Mr. Salomon does not know who posed for the body. It was not Washington. The first president had been dead for 17 years by the time Canova went to work. Canova had done a nude Napoleon as the god Mars about 10 years earlier. But when it came to Washington, clothes made the man — and the statue — because his appearance mattered.
“John Marshall, his first serious biographer, even entitled the chapter on Washington’s arrival in the world ‘The Birth of Mr. Washington,’” the historian Joseph J. Ellis wrote, “suggesting that he was born fully clothed and ready to assume the presidency.” Nathaniel Hawthorne seemed to echo Marshall’s notion after posing a provocative question: “Did anybody ever see Washington naked?”
“It is inconceivable,” Hawthorne wrote. “He had no nakedness, but, I imagine, was born with clothes on and his hair powdered, and made a stately bow on his first appearance in the world.”
Canova must have realized that it was hard not to notice Washington. He stood at least 6 feet, 2 inches tall, six inches taller than average in those days; weighed about 175 pounds; and had unusually large hands and feet.
Mr. Salomon said Canova had seemed to struggle with the arms as he worked to show Washington writing his farewell address on a stone tablet. “He’s trying to get the muscles,” Mr. Salomon said.
But Canova did not have much to go on. He never saw Washington and relied on a bust owned by an American diplomat who shipped it to Canova’s studio in Rome.
“At that point, America was still searching for who their heroes were,” Mr. Salomon said. “They were trying to define the history of a country that has no history.”
For the North Carolinians, the Canova commission must have had a keeping-up-with-the-Joneses flavor — they were well aware that Virginia’s State Capitol already had a statue, by Jean-Antoine Houdon, that showed Washington in a military uniform.
Mr. Salomon said Canova had chosen the Roman imagery carefully. What interested Canova about Washington was not that he had outsmarted the British in the Revolutionary War, or that he had presided at the creation of a new country. To Europeans, Mr. Salomon said, “what was bizarre was that someone who was running a state had stepped down from power — no one ever did that.” Except Cincinnatus, a former general whom the Romans summoned to be dictator. He served for 15 days, then resigned and went back to his farm, much as Washington went back to Mount Vernon after the presidency.

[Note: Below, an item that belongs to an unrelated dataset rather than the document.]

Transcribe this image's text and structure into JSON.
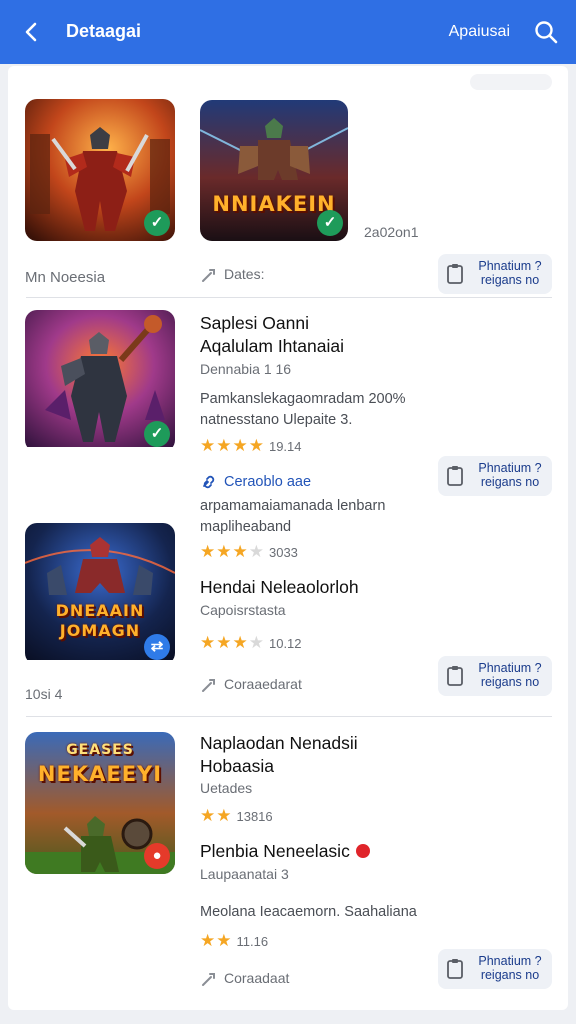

Mr. Salomon said zeroing in on the naked statue “is kind of schoolboyish.”
“I hope people understand it’s about classical bodies and ancient statuary and all that,” he added.
Yes, but it is a departure for American presidential iconography. Sean Wilentz, a history professor at Princeton, said he could not think of a single major commemorative statue “in which you have nudes.” Last summer, naked statues of Donald J. Trump were placed in Union Square and in public spaces in San Francisco, Los Angeles, Cleveland and Seattle. DNAinfo.com reported that the one in Union Square was gone after about two hours, removed by Parks Department workers.
“The very idea of having a nude Washington in the 1820s would have been scandalous,” Professor Wilentz said. “If you go to Statuary Hall in the Capitol, they’re all there, tobacco-chewing politicians who all look like Roman gods. That was the style. You really have to talk to an art historian about the place of the nude in American art, but looking at American politics, I mean, no, we never have our presidents in the buff.”
And then he quoted a line from the Bob Dylan song “It’s Alright, Ma (I’m Only Bleeding)”: “But even the president of the United States sometimes must have to stand naked.”
“That’s from 1965,” Professor Wilentz said. “The very idea is mischievous, to say the least.”